According to Shen, their model is a candidate for use in the next generation framework of NWM that NOAA is developing to improve the standards of flood forecasting around the country. While not yet selected, Shen said their model is “highly competitive” as it is already coupled to this operational framework. However, it may still take time for model users to get comfortable with the AI component of the model, according to Shen, who explained that careful independent evaluations are required to demonstrate the model accuracy can be trusted even in untrained scenarios. The team is working to close the final gap — improving the model’s prediction capability from daily to hourly — to make it more useful for operational applications, like hourly flood watches and warnings. Shen credited the research-to-operation work to civil engineering doctoral candidate Leo Lonzarich, noting that developing a framework other researchers can expand will be key to solving problems and evolving the model as a community.
“Once the model is trained, we can generate predictions at unprecedented speed,” Shen explained. “In the past, generating 40 years of high-resolution data through the NWM could take weeks, and required many different super computers working together.
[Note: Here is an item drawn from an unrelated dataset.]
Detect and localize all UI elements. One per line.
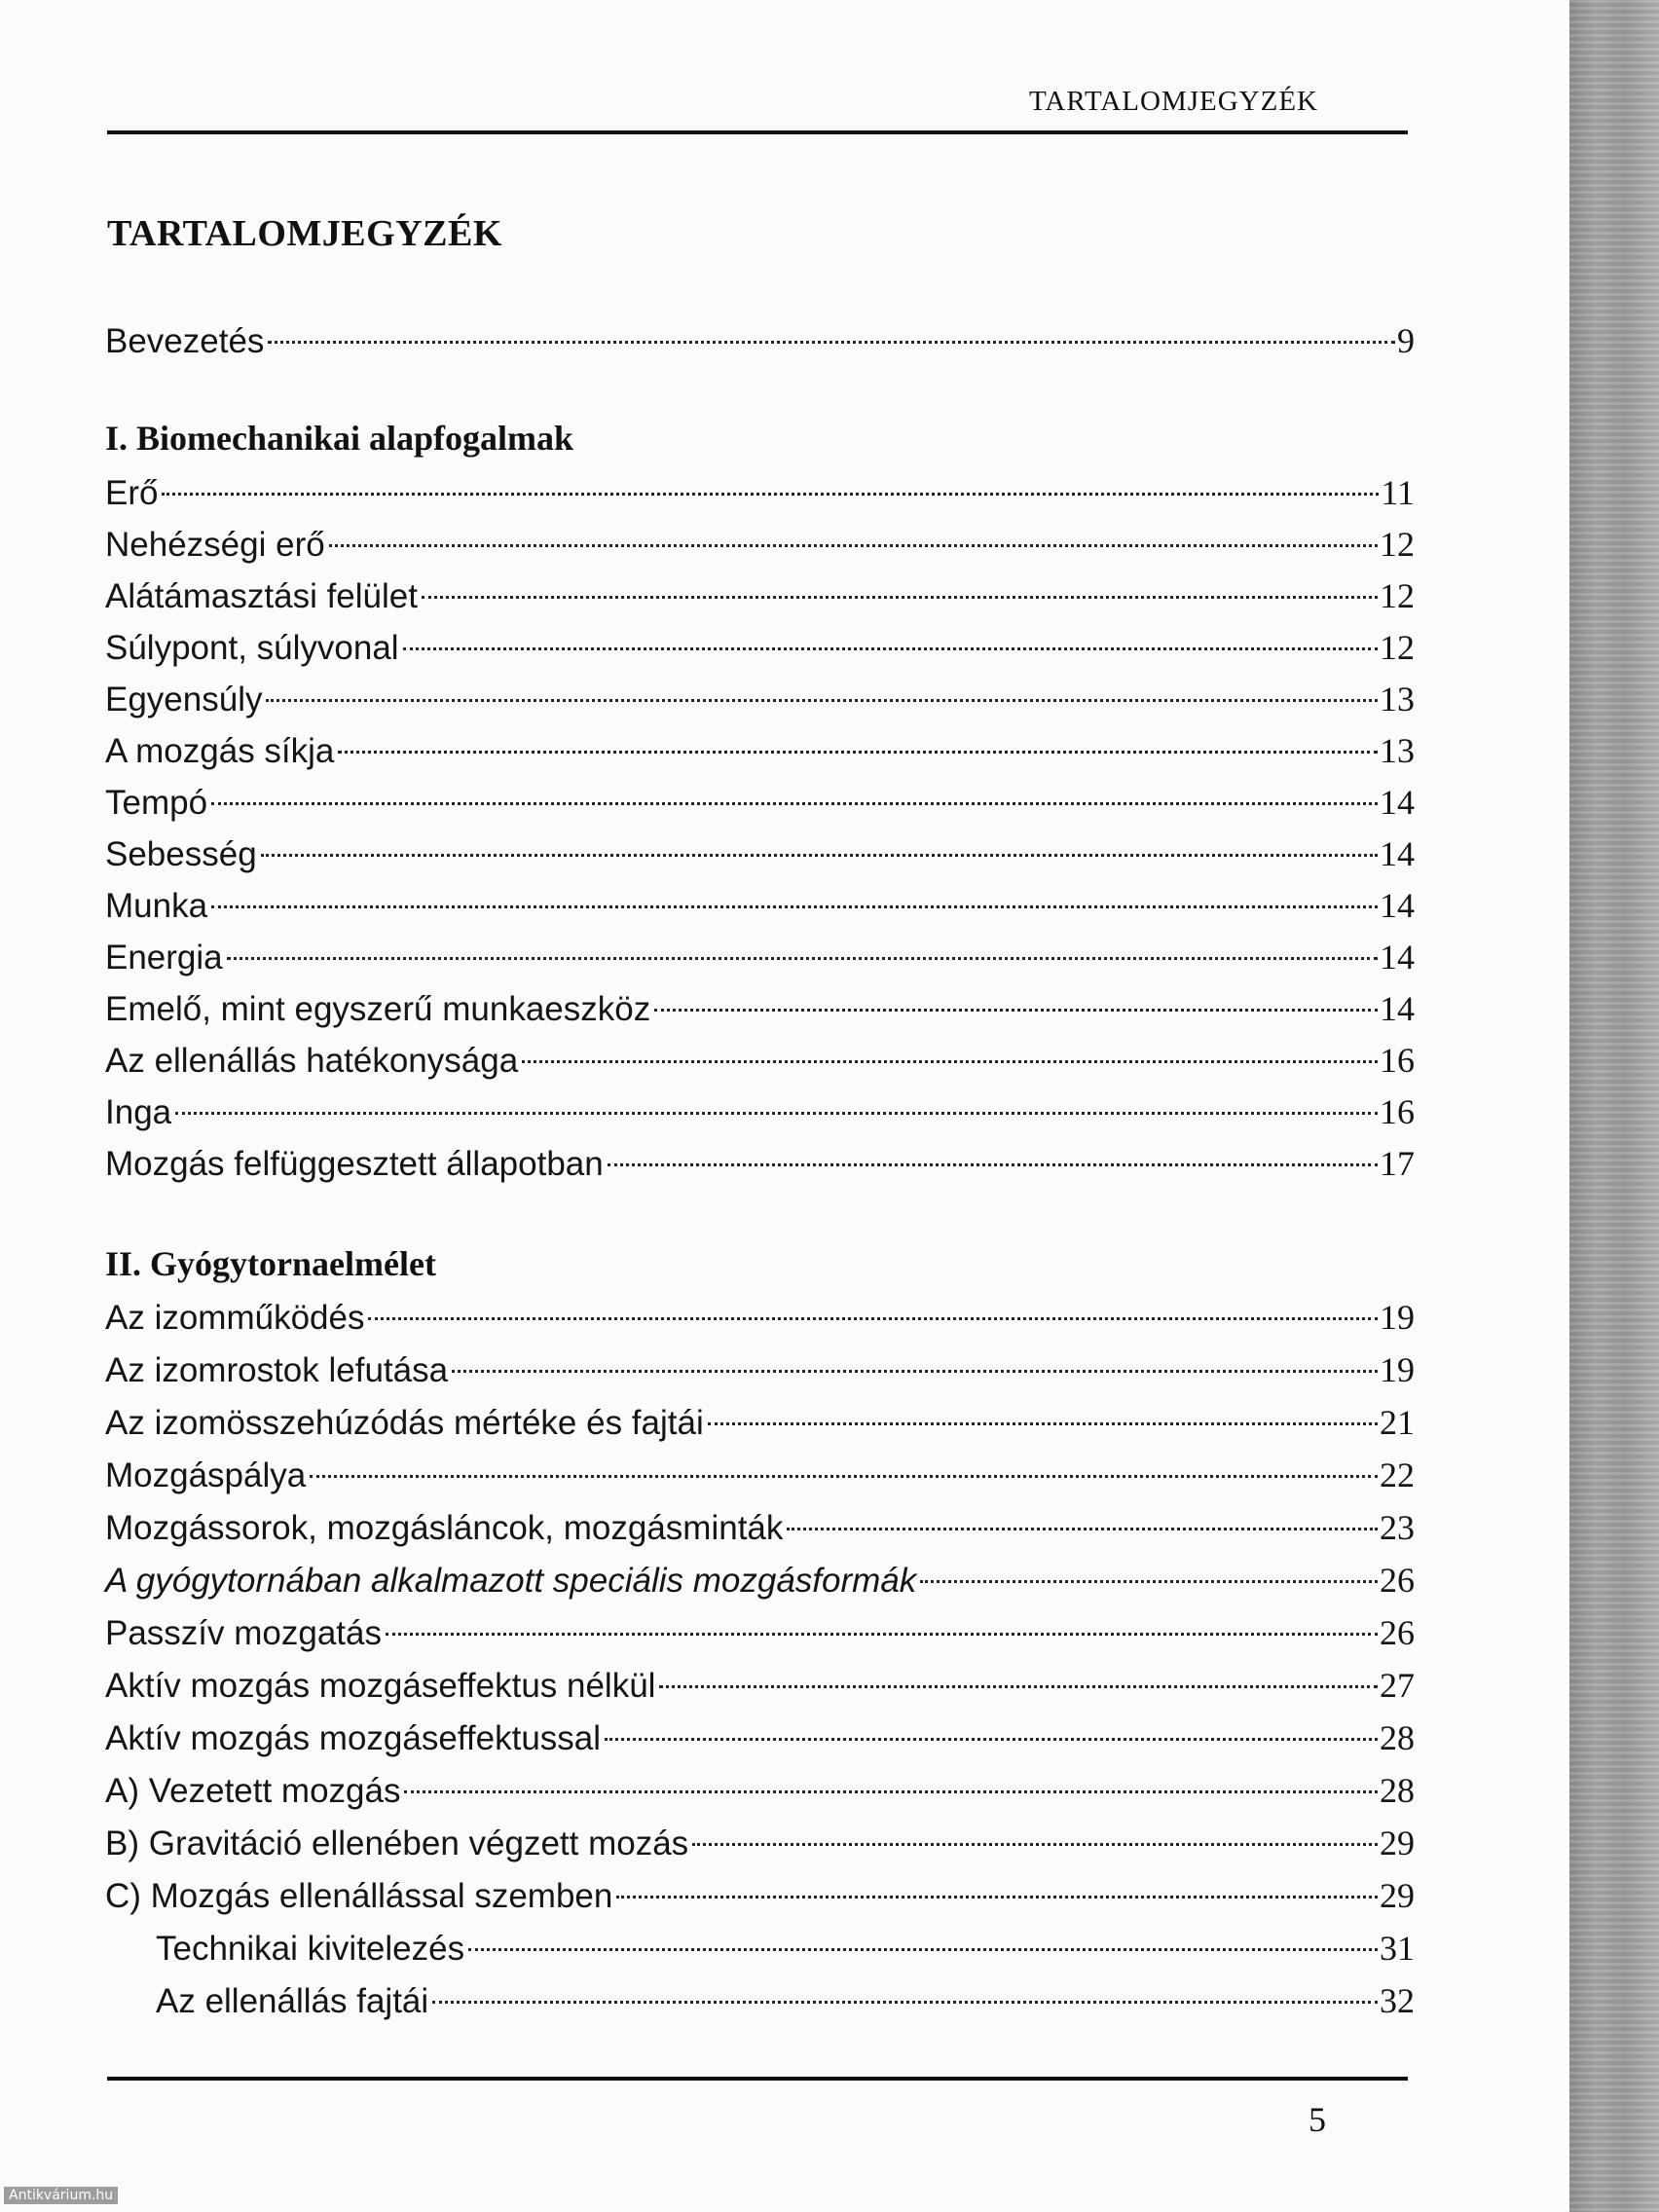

Now, we can do it on one system, within hours, so this research could develop extremely rapidly and massively save costs.”
Although these models are primarily used for flood prediction, simulations provide hydrologists with information that can be used to predict other major events, such as droughts. Such predictions could be used to inform water resource management, which Shen said could have implications for agriculture and sustainability research.
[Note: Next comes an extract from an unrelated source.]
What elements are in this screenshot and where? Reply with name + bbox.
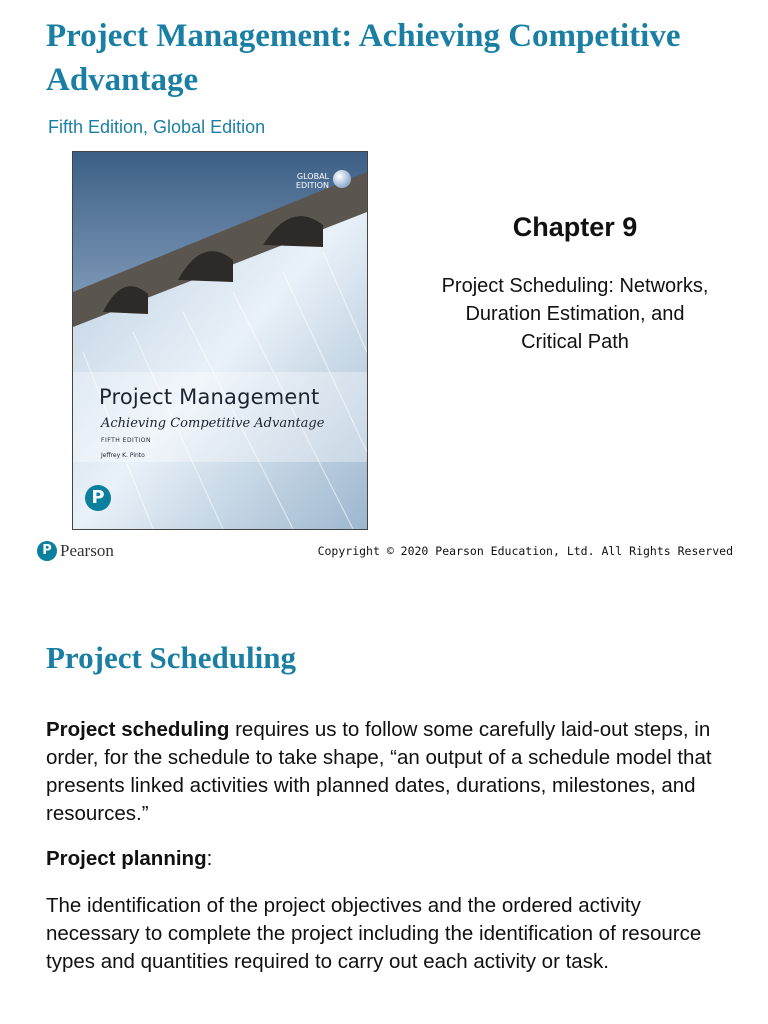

“Because our model is physically interpretable, it can describe river basin features like soil moisture, the baseflow rate of rivers, and groundwater recharge, which is very useful for agriculture and much harder for purely data-driven machine learning to produce,” Shen explained. “We can better understand natural systems that play critical roles in supporting ecosystems and the organisms within them all over the country.”
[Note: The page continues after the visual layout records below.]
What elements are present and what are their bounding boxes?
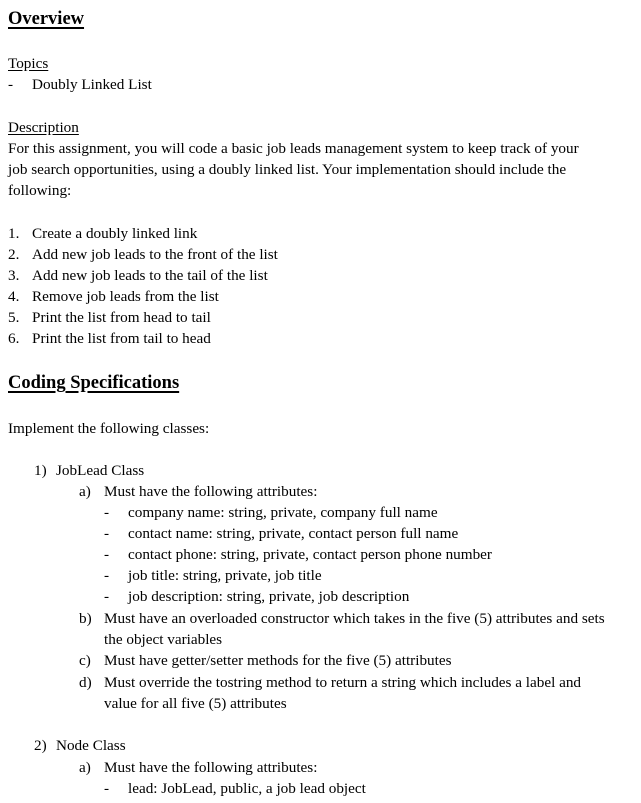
attribute-text: company name: string, private, company full name [128,504,438,521]
requirement-text: Must have the following attributes: [104,759,318,776]
requirement-item [79,759,317,777]
class-heading [34,462,144,480]
step-number: 2. [8,246,20,263]
specs-intro: Implement the following classes: [8,420,210,437]
step-item [8,267,268,285]
attribute-text: job description: string, private, job description [128,588,410,605]
step-number: 4. [8,288,20,305]
requirement-item [79,674,581,692]
topic-label: Doubly Linked List [32,76,152,93]
attribute-item [104,504,438,522]
bullet-dash: - [8,76,14,93]
class-name: JobLead Class [56,462,145,479]
requirement-text-continued: the object variables [104,631,223,648]
bullet-dash: - [104,567,110,584]
requirement-text: Must override the tostring method to return a string which includes a label and [104,674,582,691]
attribute-item [104,567,322,585]
overview-title: Overview [8,9,85,29]
requirement-letter: c) [79,652,91,669]
step-number: 5. [8,309,20,326]
topic-item [8,76,152,94]
bullet-dash: - [104,780,110,797]
attribute-text: contact name: string, private, contact person full name [128,525,459,542]
requirement-text-continued: value for all five (5) attributes [104,695,287,712]
description-heading: Description [8,119,79,136]
attribute-item [104,780,366,798]
bullet-dash: - [104,588,110,605]
attribute-item [104,525,458,543]
step-text: Print the list from head to tail [32,309,211,326]
description-line: For this assignment, you will code a basic job leads management system to keep track of your [8,140,579,157]
attribute-item [104,546,492,564]
topics-heading: Topics [8,55,49,72]
step-item [8,309,211,327]
class-number: 2) [34,737,47,754]
requirement-text: Must have an overloaded constructor which takes in the five (5) attributes and sets [104,610,605,627]
step-text: Create a doubly linked link [32,225,198,242]
class-number: 1) [34,462,47,479]
step-item [8,288,219,306]
requirement-letter: a) [79,759,91,776]
requirement-text: Must have getter/setter methods for the five (5) attributes [104,652,452,669]
attribute-text: contact phone: string, private, contact person phone number [128,546,492,563]
step-text: Remove job leads from the list [32,288,219,305]
requirement-item [79,652,452,670]
specs-title: Coding Specifications [8,373,180,393]
requirement-letter: a) [79,483,91,500]
step-item [8,225,197,243]
step-text: Print the list from tail to head [32,330,211,347]
attribute-item [104,588,409,606]
requirement-item [79,483,317,501]
step-number: 3. [8,267,20,284]
description-line: following: [8,182,72,199]
step-item [8,246,278,264]
step-text: Add new job leads to the tail of the list [32,267,268,284]
requirement-letter: b) [79,610,92,627]
requirement-letter: d) [79,674,92,691]
bullet-dash: - [104,546,110,563]
step-item [8,330,211,348]
attribute-text: lead: JobLead, public, a job lead object [128,780,366,797]
bullet-dash: - [104,504,110,521]
requirement-item [79,610,605,628]
class-heading [34,737,126,755]
class-name: Node Class [56,737,126,754]
requirement-text: Must have the following attributes: [104,483,318,500]
step-number: 1. [8,225,20,242]
bullet-dash: - [104,525,110,542]
description-line: job search opportunities, using a doubly linked list. Your implementation should include the [8,161,567,178]
attribute-text: job title: string, private, job title [128,567,322,584]
step-number: 6. [8,330,20,347]
step-text: Add new job leads to the front of the list [32,246,278,263]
Alongside Shen and Song, the paper’s co-authors from Penn State include Tadd Bindas, who recently earned a doctorate in civil and environmental engineering; Kathryn Lawson, a research associate of deep learning in hydrology; and Penn State civil and environmental engineering doctoral candidates Haoyu Ji, Leo Lonzarich, Jiangtao Liu, Farshid Rahmani and Kamlesh Arun Sawadekar.
Additional co-authors include Wouter J.M. Knoben Cyril Thébault and Martyn P. Clark, University of Calgary; Katie van Werkhoven, Sam Lamont and Matthew Denno, Research Triangle Institute; Ming Pan and Yuan Yang, Scripps Institution of Oceanography, University of California, San Diego; Jeremy Rapp, Michigan State University; Mukesh Kumar, Richard Adkins, James Halgren, Trupesh Patel and Arpita Patel, University of Alabama. The Penn State team thanked the computing support offered by University of Alabama.
The Cooperative Institute for Research to Operations in Hydrology’s National Oceanic and Atmospheric Administration’s Cooperative Agreement, as well as the U.S. Department of Energy, National Energy Research Scientific Computing Center and the California Department of Water Resources Atmospheric River Program supported this research.